For temporal data (logs, metrics, events). Timeline at the top, brushable to zoom. Aggregated chart for the selected window. Detail table below showing events in the window. Useful for "what happened around time T".

Pattern D: A/B test dashboard

For experiment results. Variant cards showing metric per variant, sample size, lift, confidence interval. Cohort breakdowns. Color confidence by significance.

Pattern E: Inline chart explorer

For "show me a chart of X by Y". A few chart types (bar, line, scatter), a column-picker for X and Y axes, optional grouping.
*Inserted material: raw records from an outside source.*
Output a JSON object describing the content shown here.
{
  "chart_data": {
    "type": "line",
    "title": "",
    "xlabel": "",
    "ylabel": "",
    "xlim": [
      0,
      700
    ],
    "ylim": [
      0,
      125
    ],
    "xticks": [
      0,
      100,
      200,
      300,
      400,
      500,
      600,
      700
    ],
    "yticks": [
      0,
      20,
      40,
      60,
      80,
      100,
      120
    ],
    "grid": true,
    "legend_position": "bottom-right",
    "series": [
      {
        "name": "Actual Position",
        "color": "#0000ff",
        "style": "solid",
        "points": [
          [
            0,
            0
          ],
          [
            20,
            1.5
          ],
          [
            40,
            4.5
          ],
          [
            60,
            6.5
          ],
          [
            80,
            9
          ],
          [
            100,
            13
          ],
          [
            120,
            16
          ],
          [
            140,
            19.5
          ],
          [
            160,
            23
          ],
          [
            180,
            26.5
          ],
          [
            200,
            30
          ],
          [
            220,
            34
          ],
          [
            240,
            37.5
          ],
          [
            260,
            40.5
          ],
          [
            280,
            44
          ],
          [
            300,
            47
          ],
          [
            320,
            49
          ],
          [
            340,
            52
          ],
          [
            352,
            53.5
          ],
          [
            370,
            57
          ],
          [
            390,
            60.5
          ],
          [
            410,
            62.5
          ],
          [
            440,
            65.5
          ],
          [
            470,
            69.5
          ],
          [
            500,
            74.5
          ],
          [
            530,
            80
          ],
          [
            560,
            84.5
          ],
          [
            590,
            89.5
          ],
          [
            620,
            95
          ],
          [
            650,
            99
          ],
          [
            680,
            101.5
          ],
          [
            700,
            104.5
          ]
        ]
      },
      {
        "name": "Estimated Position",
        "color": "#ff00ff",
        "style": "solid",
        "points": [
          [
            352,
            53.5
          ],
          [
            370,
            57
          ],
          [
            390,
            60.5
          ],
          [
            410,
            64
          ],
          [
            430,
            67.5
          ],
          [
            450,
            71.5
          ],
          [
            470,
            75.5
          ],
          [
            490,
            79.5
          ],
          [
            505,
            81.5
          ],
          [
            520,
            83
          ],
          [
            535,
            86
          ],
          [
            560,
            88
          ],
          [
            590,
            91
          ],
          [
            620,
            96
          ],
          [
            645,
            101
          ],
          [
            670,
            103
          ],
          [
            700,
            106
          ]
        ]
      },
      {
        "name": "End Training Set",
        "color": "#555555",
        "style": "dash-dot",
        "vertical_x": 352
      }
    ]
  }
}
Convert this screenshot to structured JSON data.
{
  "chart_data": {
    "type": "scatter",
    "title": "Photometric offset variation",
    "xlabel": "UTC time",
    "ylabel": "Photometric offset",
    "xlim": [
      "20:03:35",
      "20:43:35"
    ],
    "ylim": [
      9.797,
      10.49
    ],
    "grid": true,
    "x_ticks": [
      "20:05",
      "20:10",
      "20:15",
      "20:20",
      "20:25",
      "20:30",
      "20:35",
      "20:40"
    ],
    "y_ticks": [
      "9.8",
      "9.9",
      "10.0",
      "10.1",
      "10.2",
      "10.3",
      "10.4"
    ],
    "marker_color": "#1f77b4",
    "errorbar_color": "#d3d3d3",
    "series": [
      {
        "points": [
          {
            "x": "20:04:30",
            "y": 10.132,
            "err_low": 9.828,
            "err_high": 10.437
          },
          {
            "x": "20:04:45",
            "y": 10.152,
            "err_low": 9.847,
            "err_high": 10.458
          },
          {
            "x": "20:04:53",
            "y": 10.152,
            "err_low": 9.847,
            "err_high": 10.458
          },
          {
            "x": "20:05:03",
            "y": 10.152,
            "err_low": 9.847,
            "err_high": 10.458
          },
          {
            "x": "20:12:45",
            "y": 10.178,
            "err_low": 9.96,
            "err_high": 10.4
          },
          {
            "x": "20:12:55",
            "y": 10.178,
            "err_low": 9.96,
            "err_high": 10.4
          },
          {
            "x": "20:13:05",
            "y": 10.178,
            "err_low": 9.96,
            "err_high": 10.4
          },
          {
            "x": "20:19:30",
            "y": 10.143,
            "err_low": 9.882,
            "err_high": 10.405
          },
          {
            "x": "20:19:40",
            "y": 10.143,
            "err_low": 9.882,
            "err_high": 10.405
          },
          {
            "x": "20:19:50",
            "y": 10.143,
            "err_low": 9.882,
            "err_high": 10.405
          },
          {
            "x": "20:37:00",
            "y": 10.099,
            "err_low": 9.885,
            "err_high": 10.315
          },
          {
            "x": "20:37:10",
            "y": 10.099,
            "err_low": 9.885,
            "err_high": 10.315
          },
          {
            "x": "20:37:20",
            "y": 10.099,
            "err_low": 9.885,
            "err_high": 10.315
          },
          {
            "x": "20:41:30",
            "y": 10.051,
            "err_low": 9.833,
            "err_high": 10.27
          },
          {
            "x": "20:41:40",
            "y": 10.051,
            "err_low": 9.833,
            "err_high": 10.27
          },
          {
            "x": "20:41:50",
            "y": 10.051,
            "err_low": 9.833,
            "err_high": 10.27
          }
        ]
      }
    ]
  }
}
Charts update as the user changes the picks.

Charts — keep it simple

Don't pull in a heavy charting library if you don't need to. For small datasets, hand-rolled SVG charts are fine and load instantly.

When a library is genuinely needed, inline it via a CDN link. Reasonable choices:

Chart.js for standard charts (bar, line, scatter)
Recharts if the artifact is React-based
D3 for custom or complex visualizations

Avoid: Plotly (too heavy for ad-hoc), enterprise BI libs (overkill).

Filter UX

Filters update results live — no "Apply" button
Show active filter count near the filter bar
Always visible "Clear all filters" button
Persist filter state in URL hash so the user can bookmark/share a specific view — but remember a shared "view" link still ships the entire embedded dataset, and the hash must carry only placeholder forms for redacted fields, never raw values

Export

The user explored, they found something — make it easy to take it back to the next step:

Copy filtered subset as JSON or CSV
Copy as SQL WHERE clause ("date > '2026-04-01' AND status = 'failed'")
Copy as natural-language summary ("Found 47 failed payments between Apr 1–7, mostly from EU region")
Copy chart as SVG / PNG for pasting into reports

All exports operate on the redacted dataset — copy buttons emit the embedded placeholder values; originals were redacted before embed and don't exist in the file.

Anti-patterns

Loading data from a separate file. Defeats the "send the link" property.
Embedding credential-bearing fields verbatim. Logs and API dumps routinely carry Authorization headers, cookies, and API keys — and the full dataset lives in page source even when filtered out of view. Run the redaction pass first.
Filtering that requires an Apply button. Live filtering is the whole point.
Forgetting the row count. The first thing a data person wants to know.
Silent truncation of large datasets. Tell the user explicitly: "showing first 500 of 12,408 rows".
Charts without axis labels or units. Useless to anyone but the builder.

Example prompt

Here's our payment failure log for last week [pasted CSV, 4000 rows]. Build me an HTML explorer — filters by region, error code, processor, and time range. A timeline chart at top showing failures per hour. Table below with click-to-expand details. Copy-as-SQL button.

Output: HTML file with the 4000 rows baked in (after the mandatory secret-redaction pass — payment logs often carry processor tokens), a filter bar (4 facets), a timeline chart at top with brushable selection, filterable/sortable table below, click-to-expand row detail, summary stats at top updating with filters, and a copy-as-SQL button.